Short answer · Medically reviewed summary · Last updated: 2026-05-08
Uterine Carcinosarcoma, also known as Malignant Mixed Müllerian Tumor (MMMT), is a rare and aggressive gynecological malignancy that accounts for approximately 2% to 5% of all uterine cancers. While specific global prevalence data is limited due to its rarity, the incidence is estimated at approximately 1 to 2 cases per 100,000 women per year, predominantly affecting postmenopausal women. Is Uterine Carcinosarcoma considered a rare disease? Yes, Uterine Carcinosarcoma (MMMT) is categorized as a rare, aggressive cancer.
What is the prevalence of Uterine Carcinosarcoma (MMMT)?
Prevalence of Uterine Carcinosarcoma (MMMT): how many people are affected worldwide, differences by sex and region, with sources.
Uterine Carcinosarcoma, also known as Malignant Mixed Müllerian Tumor (MMMT), is a rare and aggressive gynecological malignancy that accounts for approximately 2% to 5% of all uterine cancers. While specific global prevalence data is limited due to its rarity, the incidence is estimated at approximately 1 to 2 cases per 100,000 women per year, predominantly affecting postmenopausal women.
Is Uterine Carcinosarcoma considered a rare disease?
Yes, Uterine Carcinosarcoma (MMMT) is categorized as a rare, aggressive cancer. Because it is biologically complex, containing both carcinomatous and sarcomatous elements, it is frequently underdiagnosed or misclassified as high-grade endometrial carcinoma. At DiseaseMaps.org, we have 31 community members who have shared their experiences with Uterine Carcinosarcoma (MMMT), highlighting the importance of patient-led data in understanding this rare condition.
Who is most at risk for Uterine Carcinosarcoma (MMMT)?
Uterine Carcinosarcoma (MMMT) primarily impacts biological females, specifically those in the postmenopausal demographic. The following factors influence the clinical profile of the disease:
- Age of Onset: The median age at diagnosis is typically between 65 and 70 years.
- Geographic/Ethnic Variation: Some clinical literature suggests a higher incidence rate among Black women compared to white women, though further research is required to determine the exact socio-genetic drivers.
- Risk Factors: Prior pelvic radiation therapy and long-term tamoxifen use are known clinical associations for developing Uterine Carcinosarcoma (MMMT).
Why is accurate prevalence data for Uterine Carcinosarcoma (MMMT) challenging to obtain?
Calculating the true prevalence of Uterine Carcinosarcoma (MMMT) is difficult because it is often grouped statistically with more common endometrial cancers in general cancer registries.

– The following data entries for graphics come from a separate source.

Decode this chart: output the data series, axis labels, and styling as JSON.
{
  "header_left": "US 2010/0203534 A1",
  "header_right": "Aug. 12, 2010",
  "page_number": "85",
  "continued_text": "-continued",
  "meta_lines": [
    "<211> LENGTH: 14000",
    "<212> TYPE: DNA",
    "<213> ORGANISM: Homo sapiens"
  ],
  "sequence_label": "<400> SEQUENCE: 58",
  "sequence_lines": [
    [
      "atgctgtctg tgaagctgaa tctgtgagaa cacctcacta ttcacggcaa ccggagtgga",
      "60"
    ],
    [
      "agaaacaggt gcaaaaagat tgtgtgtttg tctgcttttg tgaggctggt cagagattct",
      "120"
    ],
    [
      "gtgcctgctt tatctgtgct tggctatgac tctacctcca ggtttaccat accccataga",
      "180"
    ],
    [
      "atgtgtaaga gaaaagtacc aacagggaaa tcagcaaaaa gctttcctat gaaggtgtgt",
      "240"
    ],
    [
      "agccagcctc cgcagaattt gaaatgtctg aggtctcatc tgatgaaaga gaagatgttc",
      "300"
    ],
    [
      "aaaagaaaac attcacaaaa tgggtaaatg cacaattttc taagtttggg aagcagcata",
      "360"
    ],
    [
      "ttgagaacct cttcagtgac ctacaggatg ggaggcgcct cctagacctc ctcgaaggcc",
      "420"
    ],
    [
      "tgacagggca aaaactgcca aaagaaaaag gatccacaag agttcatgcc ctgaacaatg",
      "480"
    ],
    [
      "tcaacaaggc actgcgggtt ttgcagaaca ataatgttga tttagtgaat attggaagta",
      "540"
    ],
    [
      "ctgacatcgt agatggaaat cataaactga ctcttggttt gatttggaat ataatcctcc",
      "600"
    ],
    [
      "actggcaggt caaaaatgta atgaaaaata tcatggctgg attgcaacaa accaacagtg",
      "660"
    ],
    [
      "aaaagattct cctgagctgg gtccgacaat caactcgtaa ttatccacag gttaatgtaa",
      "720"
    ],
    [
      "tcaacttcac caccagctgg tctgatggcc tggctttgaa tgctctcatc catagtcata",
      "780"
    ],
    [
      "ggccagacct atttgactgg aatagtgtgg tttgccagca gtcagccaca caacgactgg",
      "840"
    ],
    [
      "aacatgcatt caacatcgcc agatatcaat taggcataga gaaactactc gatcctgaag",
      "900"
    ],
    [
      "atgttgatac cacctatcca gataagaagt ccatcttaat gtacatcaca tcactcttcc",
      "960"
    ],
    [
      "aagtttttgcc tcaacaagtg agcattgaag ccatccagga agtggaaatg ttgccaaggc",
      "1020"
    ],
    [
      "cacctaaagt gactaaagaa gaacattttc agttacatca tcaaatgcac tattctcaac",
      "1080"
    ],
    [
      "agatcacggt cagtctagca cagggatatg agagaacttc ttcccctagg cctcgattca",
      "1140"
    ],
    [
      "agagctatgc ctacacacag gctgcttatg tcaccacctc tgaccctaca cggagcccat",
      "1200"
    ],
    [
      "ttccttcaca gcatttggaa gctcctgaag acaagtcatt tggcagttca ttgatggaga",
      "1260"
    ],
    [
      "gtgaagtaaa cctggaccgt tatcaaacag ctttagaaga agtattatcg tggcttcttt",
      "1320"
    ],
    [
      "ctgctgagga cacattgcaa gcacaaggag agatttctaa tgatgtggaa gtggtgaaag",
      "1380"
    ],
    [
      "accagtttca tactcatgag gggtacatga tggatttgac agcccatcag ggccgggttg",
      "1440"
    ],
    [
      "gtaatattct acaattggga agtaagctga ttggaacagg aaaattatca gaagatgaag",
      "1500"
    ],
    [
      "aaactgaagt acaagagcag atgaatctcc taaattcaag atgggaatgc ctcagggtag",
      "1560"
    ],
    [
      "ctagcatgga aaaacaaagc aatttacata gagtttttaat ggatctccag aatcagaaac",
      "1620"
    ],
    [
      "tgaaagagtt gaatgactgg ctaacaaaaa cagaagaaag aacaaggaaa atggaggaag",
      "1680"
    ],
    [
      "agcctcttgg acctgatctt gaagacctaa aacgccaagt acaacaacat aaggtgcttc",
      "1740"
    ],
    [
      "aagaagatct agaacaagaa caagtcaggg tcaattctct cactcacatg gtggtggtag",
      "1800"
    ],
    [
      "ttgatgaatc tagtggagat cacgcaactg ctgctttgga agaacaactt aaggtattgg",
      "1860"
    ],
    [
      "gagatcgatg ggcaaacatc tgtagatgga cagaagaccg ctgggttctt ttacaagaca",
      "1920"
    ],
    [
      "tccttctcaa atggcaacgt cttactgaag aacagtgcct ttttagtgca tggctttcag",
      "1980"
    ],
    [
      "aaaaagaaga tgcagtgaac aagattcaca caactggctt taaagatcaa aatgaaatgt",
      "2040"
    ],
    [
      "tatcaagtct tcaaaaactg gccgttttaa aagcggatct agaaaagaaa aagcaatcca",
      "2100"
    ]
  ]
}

Misdiagnosis at the pathology level can lead to an underestimation of the true burden of Uterine Carcinosarcoma (MMMT). As more patients connect through platforms like DiseaseMaps.org, we gain a clearer, real-world picture of the patient journey beyond standard clinical registry data.
Next steps
- Consult a gynecologic oncologist to discuss specialized pathology review for an accurate diagnosis.
- Connect with the 31 members at DiseaseMaps.org to share experiences and coping strategies.
- Inquire about clinical trials investigating targeted therapies for rare uterine malignancies.
- Maintain regular follow-up screenings as recommended by your multidisciplinary care team.
Medical disclaimer: This information is for educational purposes only and does not constitute medical advice, diagnosis, or treatment; always seek the advice of your physician regarding a medical condition.
References
- NIH Genetic and Rare Diseases Information Center (GARD): Uterine Carcinosarcoma.
- Orphanet: Malignant Mixed Müllerian Tumor (ORPHA:62779).
- National Cancer Institute (NCI) Surveillance, Epidemiology, and End Results (SEER) Program.
- Journal of Clinical Oncology: Rare Uterine Cancers and Treatment Outcomes.